Séminaire MIDI : Stefano Zacchiroli
Titre du séminaire et orateur
Software Heritage: Analyzing the Global Graph of Public Software Development.
Stefano Zacchiroli, Laboratoire IRIF, Université de Paris
Date et lieu
Mardi 24 mars 2020, 16h.
The Software Heritage project has assembled the largest existing archive of publicly available software source code and associated development history, for more than 6 billion unique source code files and 1 billion unique commits, coming from more than 90 million software development projects.

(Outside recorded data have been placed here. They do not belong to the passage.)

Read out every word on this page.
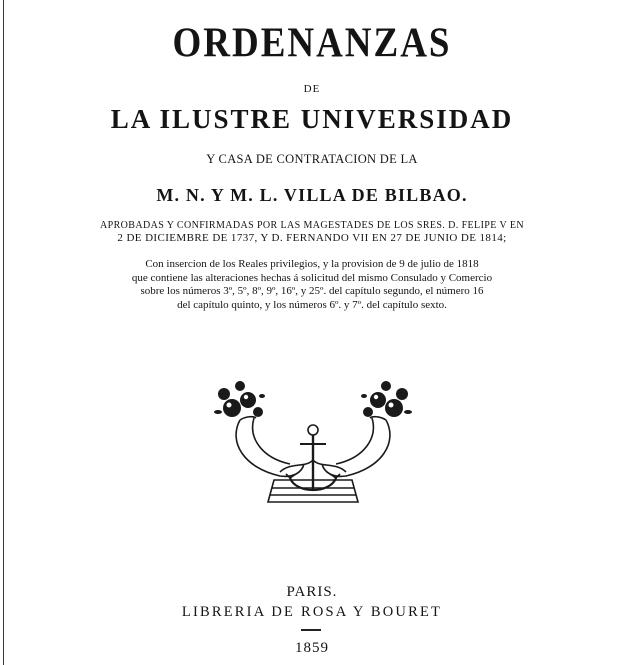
ORDENANZAS

DE

LA ILUSTRE UNIVERSIDAD

Y CASA DE CONTRATACION DE LA

M. N. Y M. L. VILLA DE BILBAO.

APROBADAS Y CONFIRMADAS POR LAS MAGESTADES DE LOS SRES. D. FELIPE V EN
2 DE DICIEMBRE DE 1737, Y D. FERNANDO VII EN 27 DE JUNIO DE 1814;
Con insercion de los Reales privilegios, y la provision de 9 de julio de 1818
que contiene las alteraciones hechas á solicitud del mismo Consulado y Comercio
sobre los números 3º, 5º, 8º, 9º, 16º, y 25º. del capítulo segundo, el número 16
del capítulo quinto, y los números 6º. y 7º. del capítulo sexto.

PARIS.

LIBRERIA DE ROSA Y BOURET

1859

In this talk we will review the project background, current status, and future directions with a focus on its graph-based data model and its exploitation. The archive is a Merkle DAG whose nodes stand for source code development artifacts such as source files, code trees, commits, releases, and version control system (VCS) snapshots. The graph is typed, fully-deduplicated, and global, allowing to keep track of all the different places (e.g., different VCS repositories) from which a given artifacts have been distributed from. The graph is big, with about 200 billion edges and 20 billion nodes and exponentially growing, doubling every 2 years. The graph network topology and growth dynamics are being studied, but still largely unknown at this stage.
We will discuss the state-of-the-art of operating, analyzing, and querying the Software Heritage graph, and early results in applying graph compression techniques to it to make it more easily manageable. We will conclude with an in-depth discussion of open questions, challenges, and actionable research directions.